Pemilihan Presiden 2014 menjadi ajang pertarungan antara calon yang
mempresentasikan sosok pemimpin dan sosok pekerja. Sosok pemimpin
tampil tegas, pandai bicara, sedangkan pengabdi lebih terlihat kerja
keras tanpa banyak bicara.
“Sekarang ini pertarungan dua arus besar itu, yakni massa yang
mencari pemimpin dan yang mencari pengabdi kepada rakyat. Bagi sebagian
masyarakat menginginkan pemimpin yang tegas, berwibawa, bahasa Indonesia
dan bahasa Inggrisnya bagus. Tapi, bagai pencari pemimpin pengabdi,
pinter bahasa Inggris itu tidak penting, yang diperlukan adalah sosok
yang kerja keras mengurusi rakyat,” kata Wakil Ketua MPR Hajriyanto Y
Thohari, di MPR, Senin (9/6/2014).
Hanya saja, Hajri tidak mempertegas siapa yang dimaksud dengan sosok
capress tipe pemimpin dan pengabdi. Namun, kalau diperhatikan secara
kesuluruhan, arahnya adalah Prabowo sebagai sosok pemimpin, sedangkan
Jokowi tipe pengabdi.
Menurut Hajri, sosok pengabdi mengedepankan kesahajaan, busana tidak
bagus-bagus, alat transportasi juga yang biasa saja, tidak perlu
pengawalan berlebihan. Bagi pemimpin tipe seperti ini, tidak penting
banyak bertemu dengan pemimpin asing, karena di dalam negeri saja
amburadul, dan banyak masalah.
“Kalau pengabdi merasakan lebih mementingkan rakyat, karena selama
pembangunan berjalan sudah berpuluh tahun, rakyat banyak belum mendapat
bagian deviden atau keuntungan dari demokrasi,” ungkapnya.

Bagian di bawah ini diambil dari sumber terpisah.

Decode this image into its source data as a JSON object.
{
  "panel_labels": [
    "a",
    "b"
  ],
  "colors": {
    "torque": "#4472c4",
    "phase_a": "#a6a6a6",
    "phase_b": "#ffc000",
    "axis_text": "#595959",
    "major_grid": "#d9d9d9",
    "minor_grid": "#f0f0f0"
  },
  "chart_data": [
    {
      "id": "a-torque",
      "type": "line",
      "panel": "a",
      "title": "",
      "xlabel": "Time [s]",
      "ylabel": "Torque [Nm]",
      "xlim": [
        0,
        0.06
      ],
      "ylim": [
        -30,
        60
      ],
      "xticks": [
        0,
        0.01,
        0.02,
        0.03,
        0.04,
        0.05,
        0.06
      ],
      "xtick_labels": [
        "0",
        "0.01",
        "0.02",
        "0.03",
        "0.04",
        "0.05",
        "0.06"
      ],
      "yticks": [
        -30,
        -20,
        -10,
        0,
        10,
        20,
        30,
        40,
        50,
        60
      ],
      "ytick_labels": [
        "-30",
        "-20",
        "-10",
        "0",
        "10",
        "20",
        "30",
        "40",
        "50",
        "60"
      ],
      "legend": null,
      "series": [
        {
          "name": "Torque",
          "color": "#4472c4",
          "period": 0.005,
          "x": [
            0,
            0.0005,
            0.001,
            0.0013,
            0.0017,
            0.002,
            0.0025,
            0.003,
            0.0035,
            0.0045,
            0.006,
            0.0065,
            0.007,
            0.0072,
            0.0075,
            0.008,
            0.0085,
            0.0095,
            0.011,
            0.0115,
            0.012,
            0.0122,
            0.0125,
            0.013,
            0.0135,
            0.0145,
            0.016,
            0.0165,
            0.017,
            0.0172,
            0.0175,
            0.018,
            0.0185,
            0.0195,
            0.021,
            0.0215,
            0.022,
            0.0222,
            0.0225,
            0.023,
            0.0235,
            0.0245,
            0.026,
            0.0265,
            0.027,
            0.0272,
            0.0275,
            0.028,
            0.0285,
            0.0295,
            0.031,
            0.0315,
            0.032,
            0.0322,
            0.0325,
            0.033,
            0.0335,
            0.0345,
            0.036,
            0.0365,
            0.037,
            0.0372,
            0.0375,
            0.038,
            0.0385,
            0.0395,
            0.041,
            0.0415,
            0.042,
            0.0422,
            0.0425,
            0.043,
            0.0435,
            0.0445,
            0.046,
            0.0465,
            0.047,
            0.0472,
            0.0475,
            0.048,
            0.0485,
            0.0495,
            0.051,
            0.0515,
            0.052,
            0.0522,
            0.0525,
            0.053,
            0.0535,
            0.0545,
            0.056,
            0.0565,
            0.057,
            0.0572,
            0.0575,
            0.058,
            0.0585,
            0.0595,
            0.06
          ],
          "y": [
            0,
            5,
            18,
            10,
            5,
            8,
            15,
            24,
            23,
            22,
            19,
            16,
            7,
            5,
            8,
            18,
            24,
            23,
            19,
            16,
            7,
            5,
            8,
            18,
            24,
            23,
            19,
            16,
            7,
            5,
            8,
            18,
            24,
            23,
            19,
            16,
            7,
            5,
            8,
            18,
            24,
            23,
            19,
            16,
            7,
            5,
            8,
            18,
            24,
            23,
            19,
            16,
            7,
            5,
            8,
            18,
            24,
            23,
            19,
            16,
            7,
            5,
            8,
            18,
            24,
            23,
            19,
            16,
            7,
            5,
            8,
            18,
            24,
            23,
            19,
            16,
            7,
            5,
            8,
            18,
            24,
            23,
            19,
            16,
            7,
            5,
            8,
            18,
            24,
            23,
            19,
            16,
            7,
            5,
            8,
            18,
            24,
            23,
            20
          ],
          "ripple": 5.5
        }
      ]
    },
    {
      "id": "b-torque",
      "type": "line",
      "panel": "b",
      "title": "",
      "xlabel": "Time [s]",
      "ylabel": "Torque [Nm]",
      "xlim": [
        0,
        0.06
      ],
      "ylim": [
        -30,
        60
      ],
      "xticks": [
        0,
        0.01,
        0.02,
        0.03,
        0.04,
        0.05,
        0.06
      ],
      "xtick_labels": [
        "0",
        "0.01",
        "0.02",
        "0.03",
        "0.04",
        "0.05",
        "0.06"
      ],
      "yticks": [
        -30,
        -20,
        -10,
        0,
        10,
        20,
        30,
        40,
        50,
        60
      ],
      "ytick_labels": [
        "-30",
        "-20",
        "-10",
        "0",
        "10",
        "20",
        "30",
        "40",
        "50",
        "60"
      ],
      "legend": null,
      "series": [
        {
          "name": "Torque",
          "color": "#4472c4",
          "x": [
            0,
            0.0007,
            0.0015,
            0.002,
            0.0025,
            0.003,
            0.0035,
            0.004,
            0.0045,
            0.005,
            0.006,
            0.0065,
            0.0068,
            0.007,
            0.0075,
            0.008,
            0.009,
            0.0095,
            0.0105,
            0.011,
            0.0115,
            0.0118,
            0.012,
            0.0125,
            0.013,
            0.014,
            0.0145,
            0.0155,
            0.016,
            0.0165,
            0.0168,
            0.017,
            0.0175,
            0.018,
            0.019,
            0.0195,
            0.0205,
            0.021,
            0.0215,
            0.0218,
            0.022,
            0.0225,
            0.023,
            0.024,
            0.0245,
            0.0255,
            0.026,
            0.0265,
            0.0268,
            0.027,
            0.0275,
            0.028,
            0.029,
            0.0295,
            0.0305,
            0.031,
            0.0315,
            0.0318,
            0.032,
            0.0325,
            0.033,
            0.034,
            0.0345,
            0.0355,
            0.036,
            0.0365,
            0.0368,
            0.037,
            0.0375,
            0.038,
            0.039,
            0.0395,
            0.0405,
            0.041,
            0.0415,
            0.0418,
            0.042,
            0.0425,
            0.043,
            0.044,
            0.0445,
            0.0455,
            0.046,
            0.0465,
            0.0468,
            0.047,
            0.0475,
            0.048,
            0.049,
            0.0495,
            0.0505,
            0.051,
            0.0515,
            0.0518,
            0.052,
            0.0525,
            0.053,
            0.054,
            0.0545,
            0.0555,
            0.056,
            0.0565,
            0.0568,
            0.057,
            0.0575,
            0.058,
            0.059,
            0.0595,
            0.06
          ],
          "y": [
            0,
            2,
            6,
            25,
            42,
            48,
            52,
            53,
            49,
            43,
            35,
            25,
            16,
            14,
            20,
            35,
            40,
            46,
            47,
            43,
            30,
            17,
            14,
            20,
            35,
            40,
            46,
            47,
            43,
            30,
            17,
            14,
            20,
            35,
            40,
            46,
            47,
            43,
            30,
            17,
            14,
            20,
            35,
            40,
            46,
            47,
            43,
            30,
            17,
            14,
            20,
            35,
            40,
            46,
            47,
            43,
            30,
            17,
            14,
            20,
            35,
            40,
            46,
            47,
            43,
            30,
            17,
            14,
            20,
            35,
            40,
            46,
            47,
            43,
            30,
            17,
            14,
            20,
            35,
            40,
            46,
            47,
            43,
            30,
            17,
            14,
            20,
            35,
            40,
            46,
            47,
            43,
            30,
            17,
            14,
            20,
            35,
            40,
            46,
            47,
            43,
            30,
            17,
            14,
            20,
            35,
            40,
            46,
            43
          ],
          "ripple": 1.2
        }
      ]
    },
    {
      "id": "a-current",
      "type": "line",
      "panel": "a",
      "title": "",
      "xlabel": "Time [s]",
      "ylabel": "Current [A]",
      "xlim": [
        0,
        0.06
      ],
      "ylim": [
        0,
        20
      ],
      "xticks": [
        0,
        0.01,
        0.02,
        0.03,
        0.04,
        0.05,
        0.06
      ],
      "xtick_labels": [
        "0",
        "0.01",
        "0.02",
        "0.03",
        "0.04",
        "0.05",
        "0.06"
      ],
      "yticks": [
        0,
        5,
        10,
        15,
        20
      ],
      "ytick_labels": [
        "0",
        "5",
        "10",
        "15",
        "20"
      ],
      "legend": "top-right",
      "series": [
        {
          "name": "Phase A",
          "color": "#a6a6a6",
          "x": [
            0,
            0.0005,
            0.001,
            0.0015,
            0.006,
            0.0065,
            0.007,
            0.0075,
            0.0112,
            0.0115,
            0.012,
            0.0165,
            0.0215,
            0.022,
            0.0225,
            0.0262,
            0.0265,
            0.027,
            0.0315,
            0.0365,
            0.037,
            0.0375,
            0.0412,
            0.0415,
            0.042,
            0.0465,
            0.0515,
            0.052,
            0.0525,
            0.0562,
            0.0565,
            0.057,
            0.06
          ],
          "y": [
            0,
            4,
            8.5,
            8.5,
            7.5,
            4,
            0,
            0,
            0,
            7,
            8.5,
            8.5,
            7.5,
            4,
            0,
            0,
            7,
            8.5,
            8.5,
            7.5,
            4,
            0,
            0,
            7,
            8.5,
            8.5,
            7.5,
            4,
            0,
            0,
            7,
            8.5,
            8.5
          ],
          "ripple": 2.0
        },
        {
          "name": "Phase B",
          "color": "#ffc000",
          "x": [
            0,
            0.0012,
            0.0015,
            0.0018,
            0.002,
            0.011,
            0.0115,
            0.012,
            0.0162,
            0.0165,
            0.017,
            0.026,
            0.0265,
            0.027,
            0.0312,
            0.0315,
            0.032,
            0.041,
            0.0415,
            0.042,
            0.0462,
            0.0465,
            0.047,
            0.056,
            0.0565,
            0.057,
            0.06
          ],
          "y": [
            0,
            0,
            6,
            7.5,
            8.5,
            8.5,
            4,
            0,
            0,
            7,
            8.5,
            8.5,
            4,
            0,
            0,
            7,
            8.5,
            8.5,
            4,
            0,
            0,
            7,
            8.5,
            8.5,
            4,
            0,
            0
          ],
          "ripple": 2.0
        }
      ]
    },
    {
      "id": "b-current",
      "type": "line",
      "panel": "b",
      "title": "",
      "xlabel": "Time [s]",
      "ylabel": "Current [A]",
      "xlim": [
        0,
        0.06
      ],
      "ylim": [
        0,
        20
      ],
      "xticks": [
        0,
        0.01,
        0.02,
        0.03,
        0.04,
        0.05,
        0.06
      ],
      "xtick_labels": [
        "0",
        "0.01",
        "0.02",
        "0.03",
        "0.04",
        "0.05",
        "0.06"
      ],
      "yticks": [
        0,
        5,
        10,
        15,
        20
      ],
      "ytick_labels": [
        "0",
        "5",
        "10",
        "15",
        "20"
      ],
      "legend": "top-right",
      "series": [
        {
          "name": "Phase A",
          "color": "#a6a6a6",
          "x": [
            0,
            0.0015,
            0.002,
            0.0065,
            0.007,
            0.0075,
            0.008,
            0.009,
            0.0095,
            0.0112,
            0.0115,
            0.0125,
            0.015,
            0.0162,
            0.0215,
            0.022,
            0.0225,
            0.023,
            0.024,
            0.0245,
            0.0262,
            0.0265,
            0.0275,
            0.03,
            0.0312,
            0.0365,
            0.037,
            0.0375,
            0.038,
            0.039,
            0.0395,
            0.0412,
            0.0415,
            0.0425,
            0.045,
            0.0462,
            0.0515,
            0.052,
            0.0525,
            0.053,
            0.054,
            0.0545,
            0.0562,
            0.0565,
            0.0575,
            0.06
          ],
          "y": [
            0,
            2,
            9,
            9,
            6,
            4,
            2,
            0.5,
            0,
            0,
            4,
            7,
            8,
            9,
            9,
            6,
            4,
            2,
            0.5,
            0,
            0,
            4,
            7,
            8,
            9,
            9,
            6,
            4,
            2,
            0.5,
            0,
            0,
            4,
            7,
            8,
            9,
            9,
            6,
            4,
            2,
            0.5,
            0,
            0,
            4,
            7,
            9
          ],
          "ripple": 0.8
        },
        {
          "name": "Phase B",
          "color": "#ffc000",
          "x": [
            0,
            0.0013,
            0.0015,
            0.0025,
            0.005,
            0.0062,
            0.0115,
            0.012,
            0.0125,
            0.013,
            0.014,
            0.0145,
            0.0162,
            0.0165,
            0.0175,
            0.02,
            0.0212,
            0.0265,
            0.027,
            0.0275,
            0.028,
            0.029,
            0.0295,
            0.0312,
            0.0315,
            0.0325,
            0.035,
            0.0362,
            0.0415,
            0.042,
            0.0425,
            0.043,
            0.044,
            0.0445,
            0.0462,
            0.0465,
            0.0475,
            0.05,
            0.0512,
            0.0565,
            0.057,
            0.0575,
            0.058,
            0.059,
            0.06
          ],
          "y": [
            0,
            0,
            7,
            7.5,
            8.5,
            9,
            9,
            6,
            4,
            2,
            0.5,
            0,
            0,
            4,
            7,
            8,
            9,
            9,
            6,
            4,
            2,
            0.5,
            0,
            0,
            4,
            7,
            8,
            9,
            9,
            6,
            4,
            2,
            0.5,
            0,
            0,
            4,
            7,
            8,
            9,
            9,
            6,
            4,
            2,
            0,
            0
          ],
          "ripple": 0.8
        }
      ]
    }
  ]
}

Ditegaskannya, dalam kondisi tertentu, bangsa ini sangat membutuhkan
sosok pemimpin, misalnya saja melihat anggaran dalam APBN yang sangat
tidak seimbang. Dalam APBN 60% untuk belanja rutin, hampir 20% untuk
membayar utang, dan hanya 20% sisanya untuk pembangunan. Hanya oleh
sosok seorang pemimpin perubahan komposisi anggaran APBN bisa diubah,
karena mereka punya sikap berani ketika harus berhadapan dengan
pihak-pihak yang teriak saat anggaran dikurnagi.
“Jumlah untuk ekspansi pembangunan masih kecil prosentasinya, maka
dibutuhkan ketegasan sosk pemimpin yang mampu mengubah kompisisi APBN
itu, misalnya 40% untuk belanja rutin, dan 40% untuk pembangunan,
sehingga dengan anggaran sebesar ini pembangunan makin kencang,” kata
Hajriyanto.
Kalau tipe pengabdi, maka akan melihat anggaran itu apa adanya. Dari
waktu ke waktu komposisinya seperti itu, lebih baik mengoptimalkan porsi
anggaran yang ada. Mereka akan melakukan penghematan dan mengoptimalkan
kerja.
Bagi pengusung sosok tipe pengabdi itu, mereka juga tetap akan
mempertahankan pilihannya meski dalam debat calon presiden yang digelar
KPU, ternyata kurang mampu membawakan pemikiran secara optimal.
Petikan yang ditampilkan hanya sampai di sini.